9e
film de Akira Kurosawa, 4e d'une série de sept films consécutifs entièrement consacrés au Japon de l'après-guerre avant que Rashomon n'ait le succès que l'on sait, et deuxième
rencontre avec le grand Toshiro Mifune, ce Duel silencieux vient juste après L'ange ivre, et juste avant le Chien enragé... Autant dire que
c'est un film important. Son manque de notoriété est du à un certain nombre de facteurs, notamment le fait qu'il traite de la syphilis, en termes parfois crus, ce qui a dui un peu freiner non
seulement sa carrière au japon, mais rendre tout espoir de le diffuser internationalement bien vain... Le "duel silencieux" dont il est question dans le titre réfère en fait à deux aspects de
l'histoire de ce médecin (Toshiro Mifune) qui contracte la syphilis dans un hôpital de campagne en se blessant avec son scalpel.
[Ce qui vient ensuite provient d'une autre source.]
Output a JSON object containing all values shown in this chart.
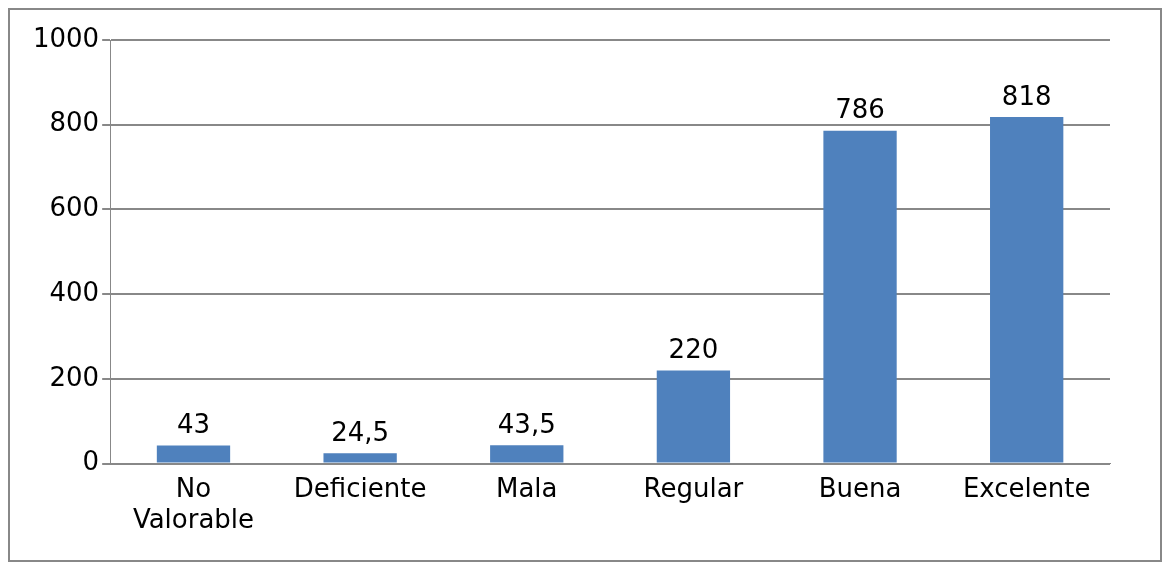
{
  "chart_data": {
    "type": "bar",
    "categories": [
      "No Valorable",
      "Deficiente",
      "Mala",
      "Regular",
      "Buena",
      "Excelente"
    ],
    "values": [
      43,
      24.5,
      43.5,
      220,
      786,
      818
    ],
    "value_labels": [
      "43",
      "24,5",
      "43,5",
      "220",
      "786",
      "818"
    ],
    "color": "#4f81bd",
    "ylim": [
      0,
      1000
    ],
    "yticks": [
      0,
      200,
      400,
      600,
      800,
      1000
    ],
    "grid": "y",
    "legend": false
  }
}
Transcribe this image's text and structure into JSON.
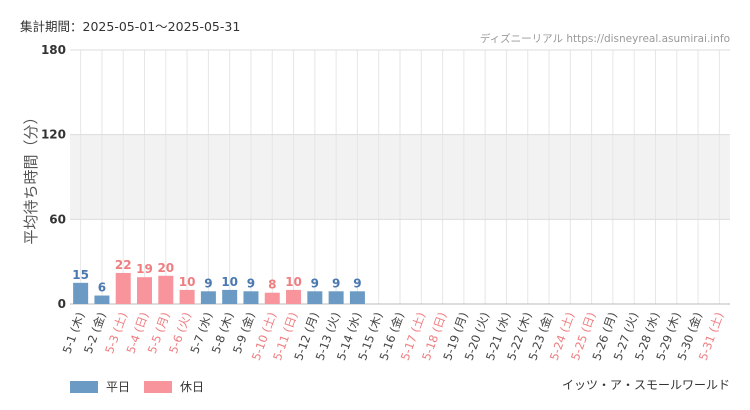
{
  "header": {
    "period_label": "集計期間：",
    "period_value": "2025-05-01〜2025-05-31",
    "site_credit": "ディズニーリアル https://disneyreal.asumirai.info"
  },
  "footer": {
    "attraction": "イッツ・ア・スモールワールド"
  },
  "legend": [
    {
      "label": "平日",
      "color": "#6b9ac4"
    },
    {
      "label": "休日",
      "color": "#f8949b"
    }
  ],
  "colors": {
    "weekday": "#6b9ac4",
    "holiday": "#f8949b",
    "weekday_label": "#4a78b0",
    "holiday_label": "#ee7d80",
    "weekday_tick": "#444444",
    "holiday_tick": "#ee7d80",
    "band": "#f2f2f2",
    "grid": "#e6e6e6"
  },
  "chart_data": {
    "type": "bar",
    "ylabel": "平均待ち時間（分）",
    "ylim": [
      0,
      180
    ],
    "yticks": [
      0,
      60,
      120,
      180
    ],
    "shaded_band": [
      60,
      120
    ],
    "grid": true,
    "legend_position": "bottom-left",
    "categories": [
      "5-1 (木)",
      "5-2 (金)",
      "5-3 (土)",
      "5-4 (日)",
      "5-5 (月)",
      "5-6 (火)",
      "5-7 (水)",
      "5-8 (木)",
      "5-9 (金)",
      "5-10 (土)",
      "5-11 (日)",
      "5-12 (月)",
      "5-13 (火)",
      "5-14 (水)",
      "5-15 (木)",
      "5-16 (金)",
      "5-17 (土)",
      "5-18 (日)",
      "5-19 (月)",
      "5-20 (火)",
      "5-21 (水)",
      "5-22 (木)",
      "5-23 (金)",
      "5-24 (土)",
      "5-25 (日)",
      "5-26 (月)",
      "5-27 (火)",
      "5-28 (水)",
      "5-29 (木)",
      "5-30 (金)",
      "5-31 (土)"
    ],
    "day_type": [
      "weekday",
      "weekday",
      "holiday",
      "holiday",
      "holiday",
      "holiday",
      "weekday",
      "weekday",
      "weekday",
      "holiday",
      "holiday",
      "weekday",
      "weekday",
      "weekday",
      "weekday",
      "weekday",
      "holiday",
      "holiday",
      "weekday",
      "weekday",
      "weekday",
      "weekday",
      "weekday",
      "holiday",
      "holiday",
      "weekday",
      "weekday",
      "weekday",
      "weekday",
      "weekday",
      "holiday"
    ],
    "values": [
      15,
      6,
      22,
      19,
      20,
      10,
      9,
      10,
      9,
      8,
      10,
      9,
      9,
      9,
      null,
      null,
      null,
      null,
      null,
      null,
      null,
      null,
      null,
      null,
      null,
      null,
      null,
      null,
      null,
      null,
      null
    ]
  }
}
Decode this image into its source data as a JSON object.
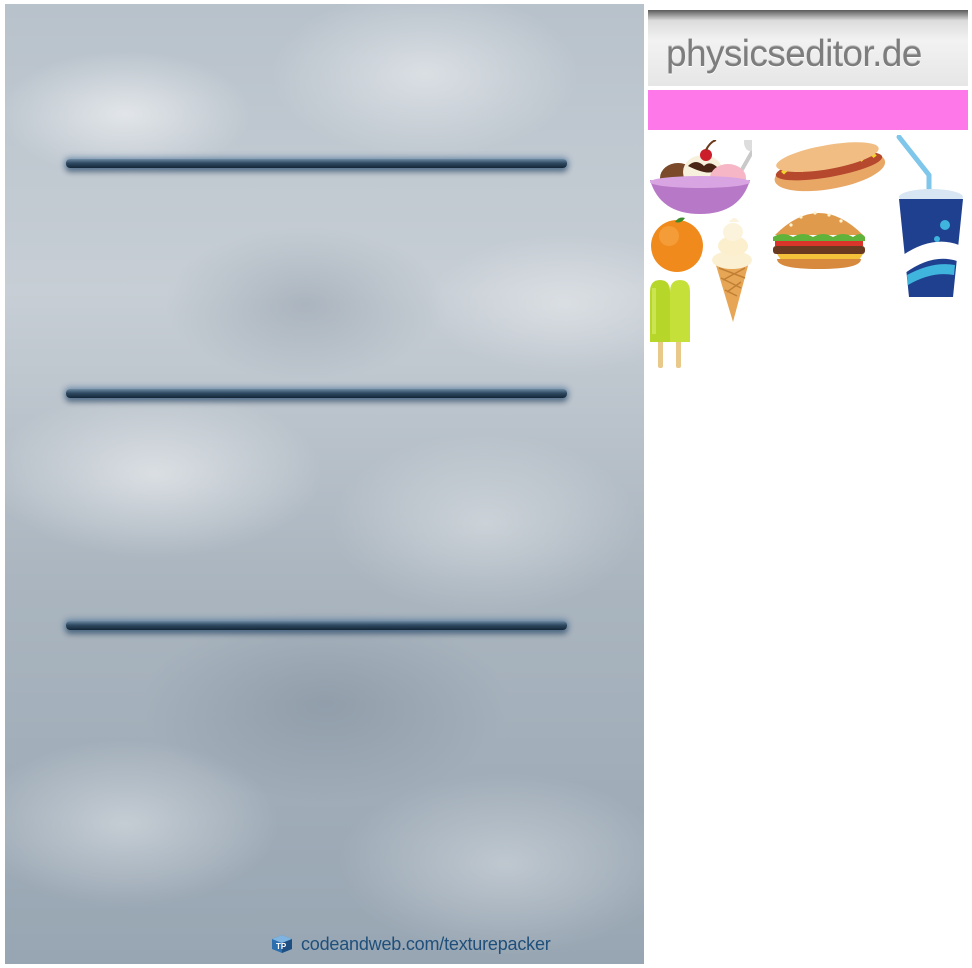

Il apprend le lendemain le risque qu'il court d'avoir
contracté la maladie, lorsqu'il entend le patient se vanter auprès d'un autre sodat qu'il a toutes les chances d'être démobilisé, compte tenu de sa maladie. Fujyo Fukisaki, le docteur, lui
demande: "Est-ce que vous avez la syphilis?", et il répond sans hésiter: "oui".
Mais Fukisaki aura la plus grand mal à oraliser son affliction, ne serait-ce que pour expliquer à sa fiancée pourquoi il refuse
désormais de se marier avec elle; il préfèrera ne jamais le lui dire de vive voix, la laissant partir sans qu'elle puisse avoir totalement compris. De son coté, il souffrira le plus souvent en
silence: ne pas se plaindre, d'un côté, et cacher sa honte de l'autre, deux raisons de garder le silence dans ce beau film qui choisit de rester confiné aussi souvent que possible dans l'enceinte
d'un hôital civil, une fois la démobilisation effectuée. Fukisaki rejoint son père obstétricien (Takashi Shimura) dans sa clinique. Après son premier rôle dans L'ange ivre,
Shimura n'est ici qu'un comparse, mais une splendide conversation a lieu entre lui et Mifune, lorsque le fils dit la vérité sur sa maladie dans un premier temps, puis explique les circonstances
dans lesquelles il l'a attrapée. C'est que dans cet hôpital, tout passe par les
rumeurs, largement colportées par une jeune infirmière, Rui Minegishi; celle-ci en veut à la terre entière au départ de la juger, car elle a un enfant sans être mariée, et elle répand la nouvelle
de la syphilis du bon docteur qu'elle accuse d'être un hypocrite. Mais elle entend (Ou écoute, plutôt) la conversation entre les deux hommes qui établit la vérité, et va changer son avis sur le
médecin; c'est à elle que Mifune avoue le plus dur, le fait de ne plus pouvoir assumer ses désirs, de crainte de répandre la maladie. mais elle lui dit qu'elle est là pour lui, et que s'il le
souhaite, elle se sacrifiera, tant pis pour la syphilis. Le médecin n'aura aucune réaction apparente...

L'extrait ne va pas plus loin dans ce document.